Every blemish makes you more real.  All my life I have been waiting for a heart like this; a heart that speaks the truth.”

 

“Come here,” she said. “I have something for you too.”

In her hand was a tiny golden heart.  It was as worn and as scratched as Love Monkey’s own

…and it was the most precious thing that he had ever seen.

Love Monkey put his arms around her and they held each other for a long, long time.

“I shall treasure this heart for as long as I live,” said Dream Monkey, running her fingers over its ridged and dimpled surface.

Then they looked into each other’s eyes and, feeling the joy of truth in their souls for the first time, they began to laugh.

 

And often they sit together still, holding each other’s hearts in their warm hands, lifting them to the light…and laughing.

 

Always laughing

There were a lot of tears at this wedding, happy tears.

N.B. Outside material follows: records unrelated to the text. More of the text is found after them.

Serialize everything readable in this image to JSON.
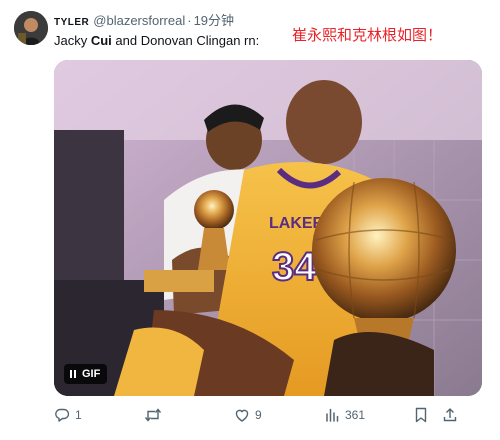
{
  "tweet": {
    "display_name": "TYLER",
    "handle": "@blazersforreal",
    "separator": "·",
    "time": "19分钟",
    "text_before": "Jacky ",
    "text_bold": "Cui",
    "text_after": " and Donovan Clingan rn:",
    "annotation": "崔永熙和克林根如图！"
  },
  "media": {
    "badge_label": "GIF",
    "jersey_team": "LAKERS",
    "jersey_number": "34"
  },
  "actions": {
    "reply_count": "1",
    "retweet_count": "",
    "like_count": "9",
    "view_count": "361"
  },
  "colors": {
    "text_primary": "#0f1419",
    "text_secondary": "#536471",
    "annotation_red": "#e8232a",
    "jersey_gold": "#f2b63a",
    "jersey_purple": "#5a2d82"
  }
}
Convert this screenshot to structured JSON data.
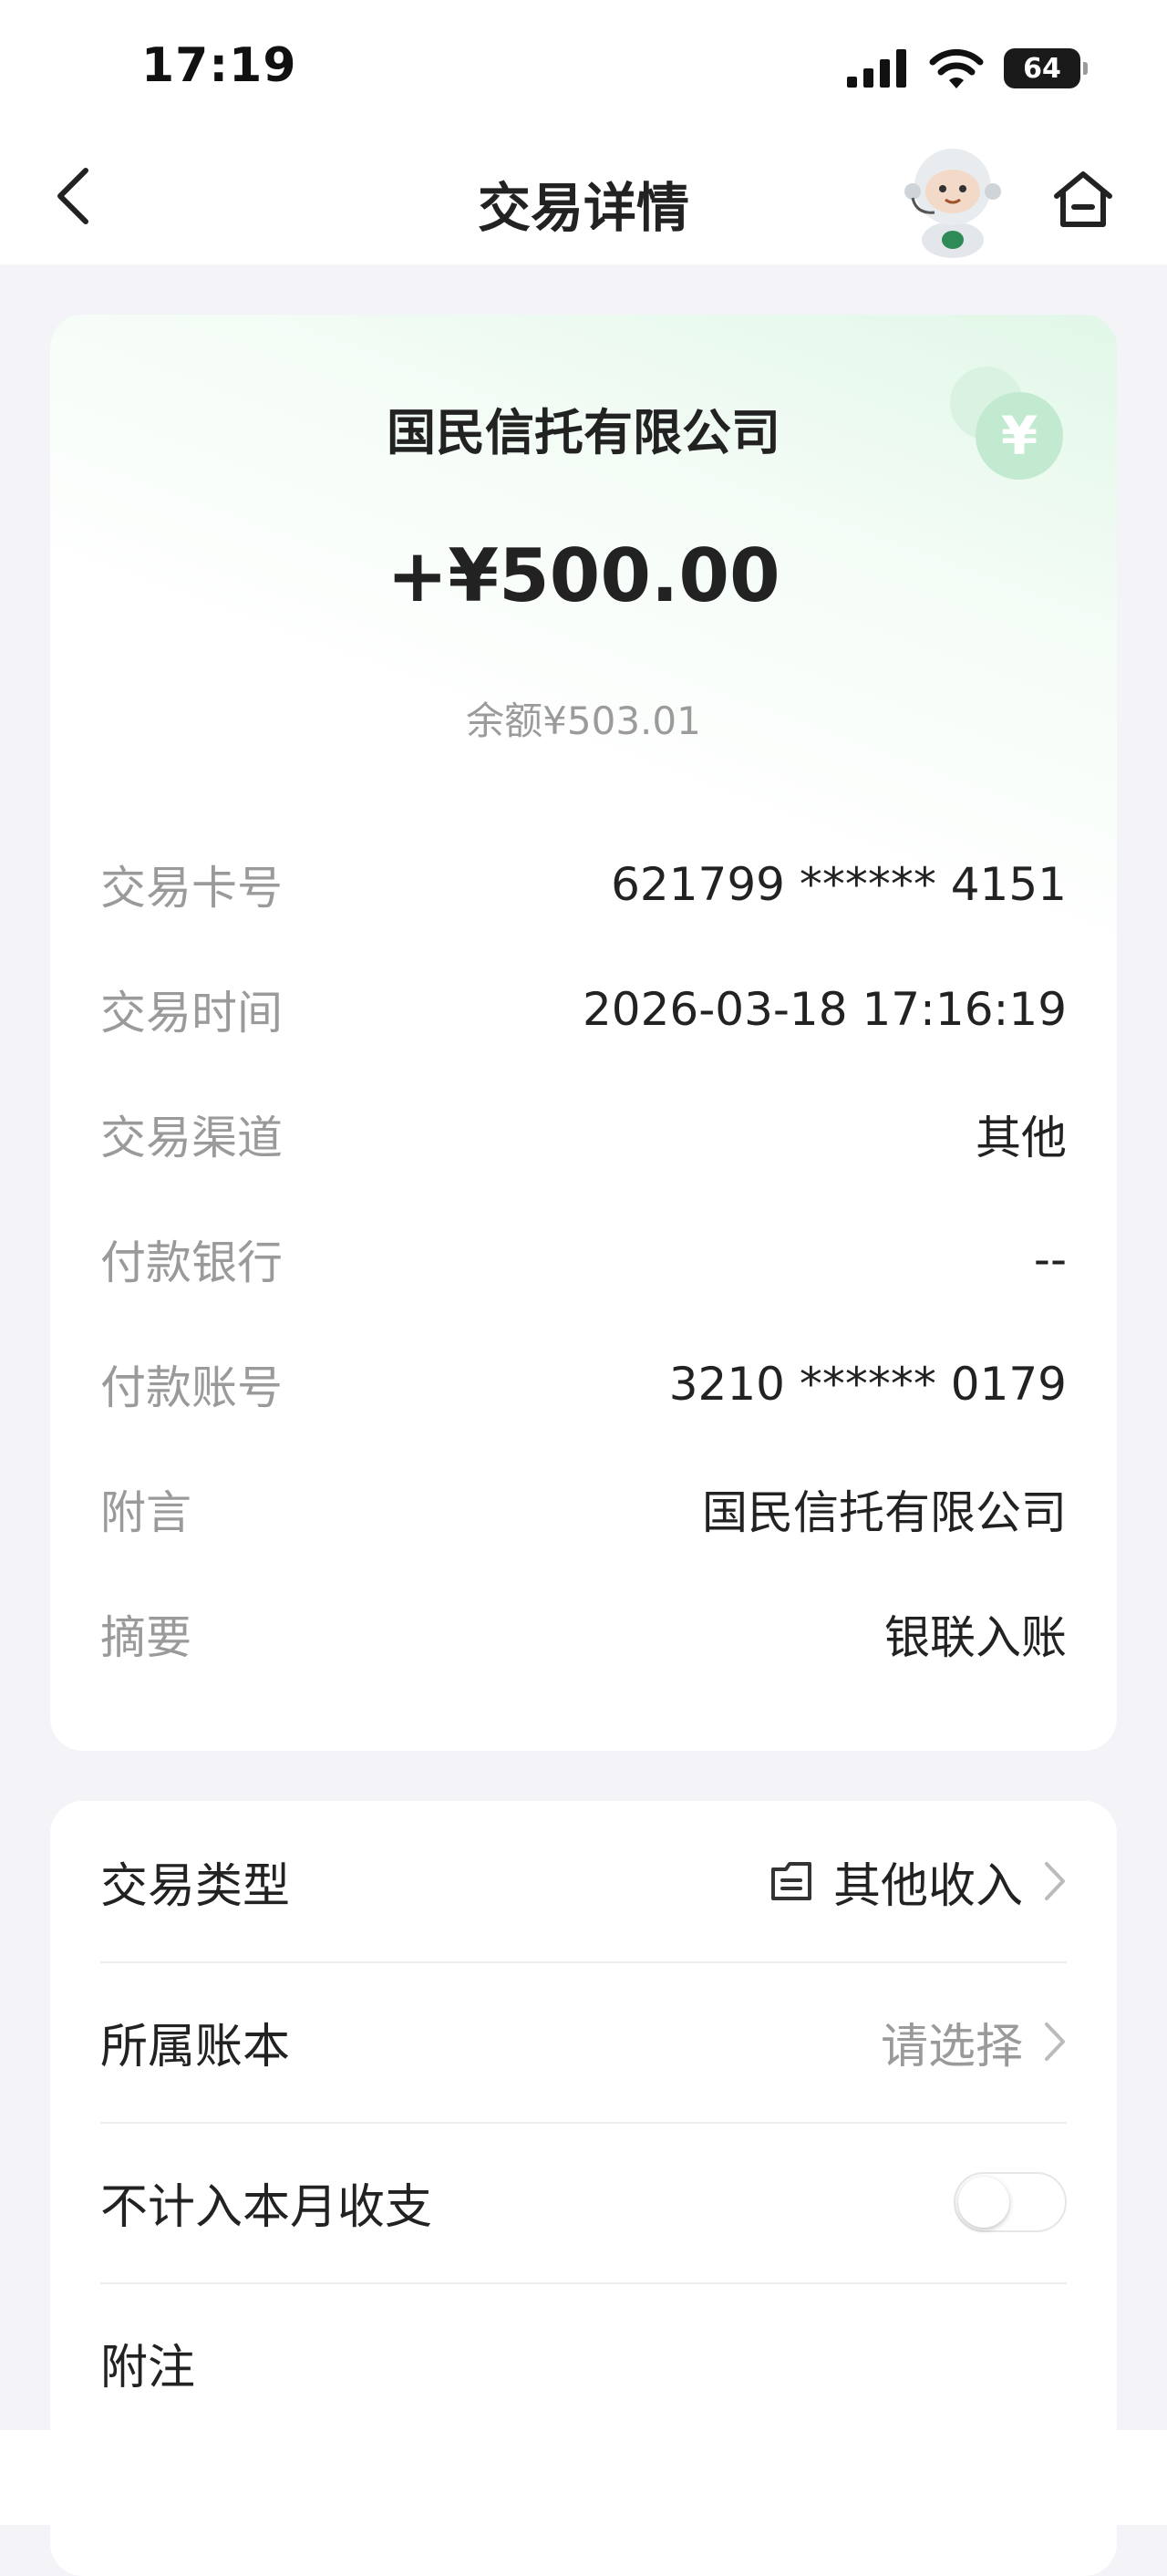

The ceremony was over rather quickly – and I played some music while people were leaving, I had one gentleman come up and start videoing me half way through Andrew Lloyd Webber’s All I Ask Of You – I’m not one to be put off easily but all I wanted to ask of him was to stop it!  

So afterwards I had to bring my car round to the entrance so I could get the harp back in, this time I had to ask two guys to push my car through the snow – and of course Jaf was on hand to wheel my harp to my car.  I could get used to all this help!  So I slid back down the driveway and went on my merry way – it’s good to get back into the routine of doing gigs!  And there are plenty more coming in the next few weeks.